Nathaniel Johnson
Nathaniel Johnson

Reputation: 4839

Why do two Random objects created with the same seed produce different results from hashcode()

I have a class that contains a Random object. I use the Random object as part of a the overloaded hashCode() and equals(Object o) methods. I discovered that two java.util.Random objects created with the same seed do not produce the same hash code nor does equals return true.

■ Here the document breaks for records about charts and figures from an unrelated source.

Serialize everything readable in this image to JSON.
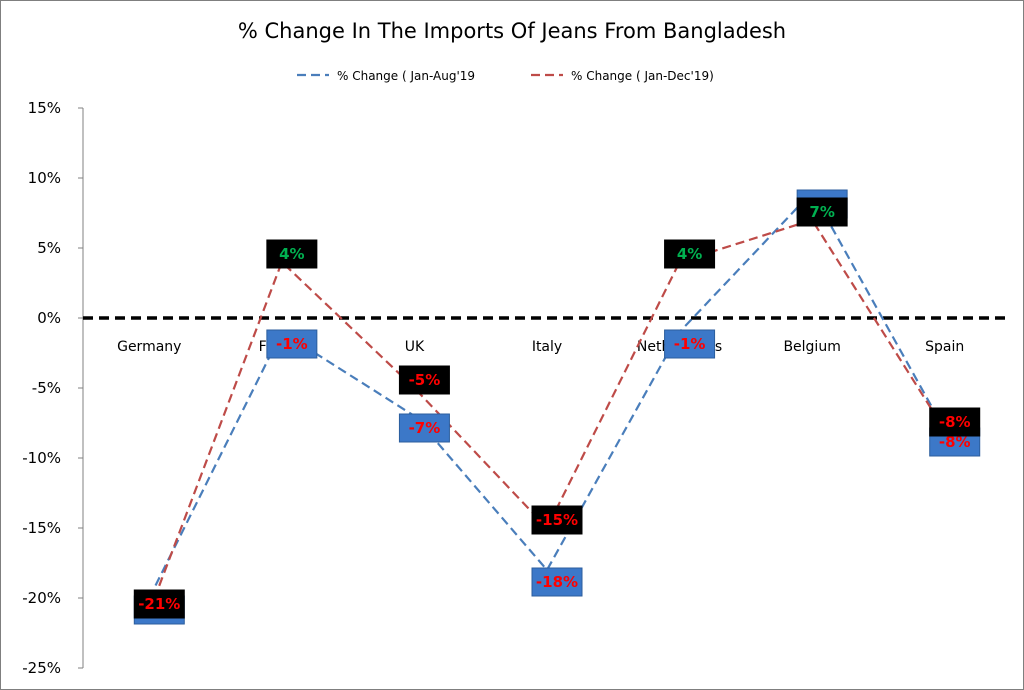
{
  "chart_data": {
    "type": "line",
    "title": "% Change In The Imports Of Jeans From Bangladesh",
    "categories": [
      "Germany",
      "France",
      "UK",
      "Italy",
      "Netherlands",
      "Belgium",
      "Spain"
    ],
    "series": [
      {
        "name": "% Change ( Jan-Aug'19",
        "values": [
          -20,
          -1,
          -7,
          -18,
          -1,
          9,
          -8
        ],
        "labels": [
          "-20%",
          "-1%",
          "-7%",
          "-18%",
          "-1%",
          "9%",
          "-8%"
        ],
        "color": "#4a7ebb",
        "label_box_color": "#3c78c8"
      },
      {
        "name": "% Change ( Jan-Dec'19)",
        "values": [
          -21,
          4,
          -5,
          -15,
          4,
          7,
          -8
        ],
        "labels": [
          "-21%",
          "4%",
          "-5%",
          "-15%",
          "4%",
          "7%",
          "-8%"
        ],
        "color": "#be4b48",
        "label_box_color": "#000000"
      }
    ],
    "positive_label_color": "#00b050",
    "negative_label_color": "#ff0000",
    "ylim": [
      -25,
      15
    ],
    "y_tick_step": 5,
    "y_tick_labels": [
      "15%",
      "10%",
      "5%",
      "0%",
      "-5%",
      "-10%",
      "-15%",
      "-20%",
      "-25%"
    ],
    "zero_line": true,
    "grid": false,
    "legend_position": "top"
  }
}
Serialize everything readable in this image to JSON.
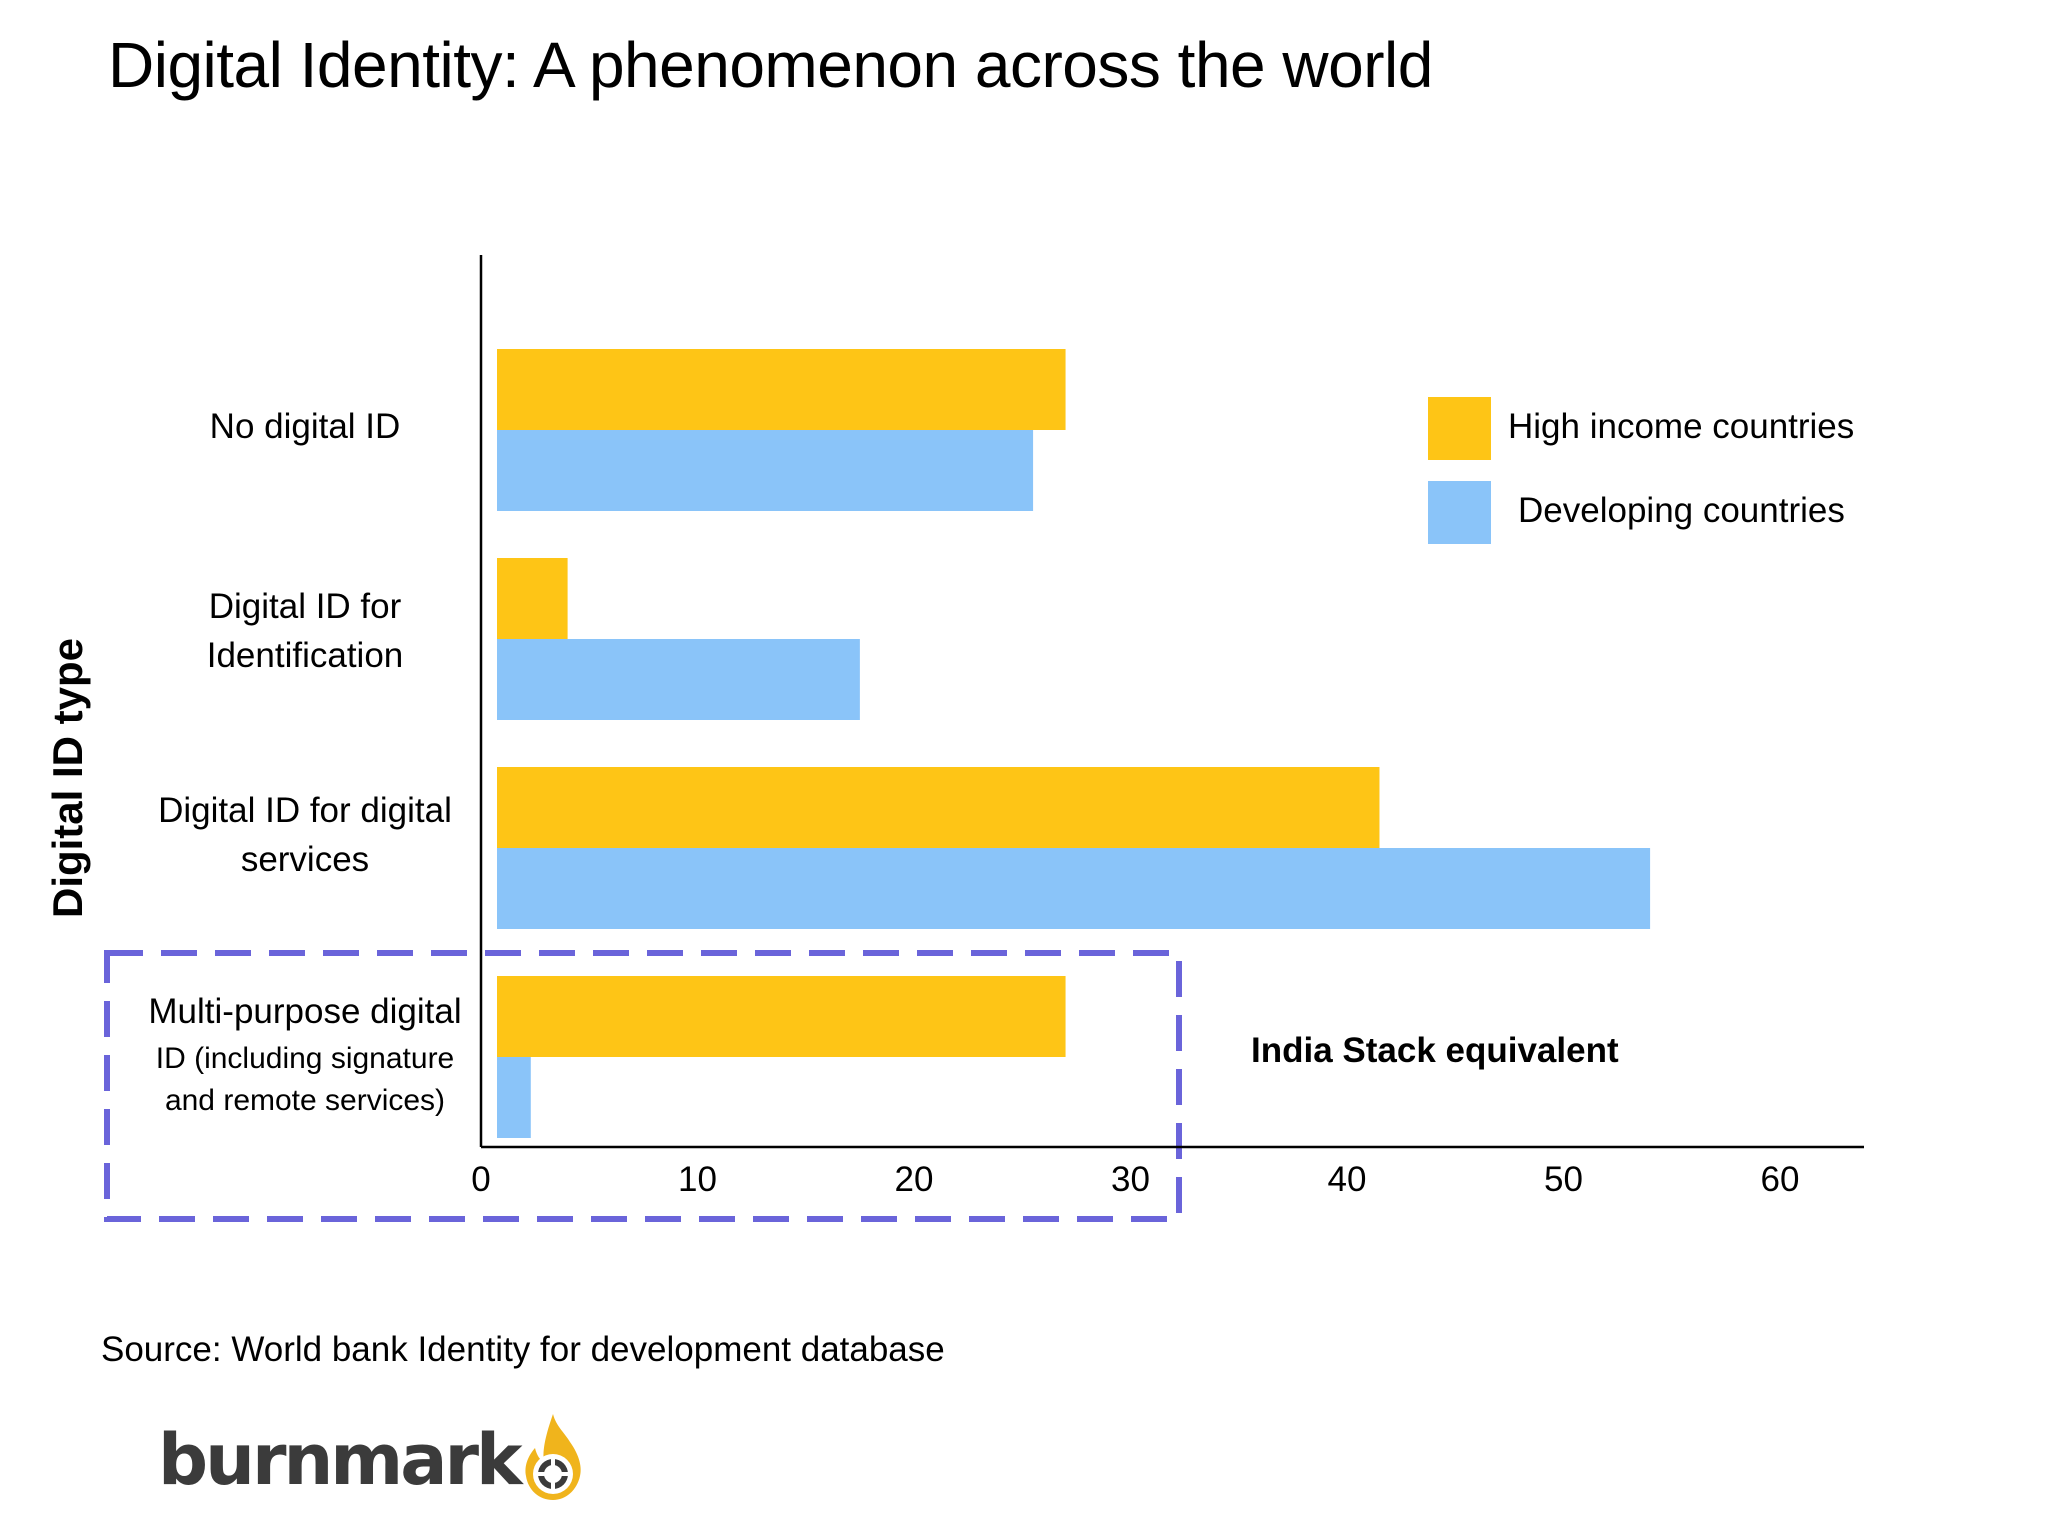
{
  "title": "Digital Identity: A phenomenon across the world",
  "source": "Source: World bank Identity for development database",
  "logo": {
    "text": "burnmark",
    "icon": "flame-target-icon",
    "color": "#F0B41C"
  },
  "colors": {
    "high_income": "#FEC516",
    "developing": "#8AC4F9",
    "highlight_box": "#6A64DA",
    "axis": "#000000"
  },
  "chart_data": {
    "type": "bar",
    "orientation": "horizontal",
    "title": "Digital Identity: A phenomenon across the world",
    "ylabel": "Digital ID type",
    "xlabel": "",
    "xlim": [
      0,
      63
    ],
    "xticks": [
      0,
      10,
      20,
      30,
      40,
      50,
      60
    ],
    "categories": [
      {
        "lines": [
          "No digital ID"
        ]
      },
      {
        "lines": [
          "Digital ID for",
          "Identification"
        ]
      },
      {
        "lines": [
          "Digital ID for digital",
          "services"
        ]
      },
      {
        "lines": [
          "Multi-purpose digital",
          "ID (including signature",
          "and remote services)"
        ]
      }
    ],
    "series": [
      {
        "name": "High income countries",
        "values": [
          27,
          4,
          41.5,
          27
        ]
      },
      {
        "name": "Developing countries",
        "values": [
          25.5,
          17.5,
          54,
          2.3
        ]
      }
    ],
    "legend_position": "top-right",
    "grid": false,
    "annotation": "India Stack equivalent"
  }
}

public class RandomTest extends TestCase {
    public void testRandom() throws Exception {

        Random r1 = new Random(1);
        Random r2 = new Random(1);


        assertEquals(r1.hashCode(), r2.hashCode()); //nope
        assertEquals(r1, r2); //nope
    }
}

I know the obvious work around is to use the seed plus nextSomething() for comparison(not perfect but it should work well enough). So my question is Why are two objects of type Random created with the same seed and at the same iteration not equal?

Upvotes: 4

Views: 510

Answers (2)

Necreaux
Necreaux

Reputation: 9776

It appears that you are confusing the Random object with the results. The Random object is a random number generator, and not a random number. Comparing them makes no sense. Whatever you are trying to do should probably be accomplished a different way.

Upvotes: 0

Petr
Petr

Reputation: 6269

The java.util.Random class doesn't override equals() and hashCode() methods, so hash code from Object class is called, returning an address in memory for the object. So 2 different Random objects have 2 different hashCodes as they are actually different objects.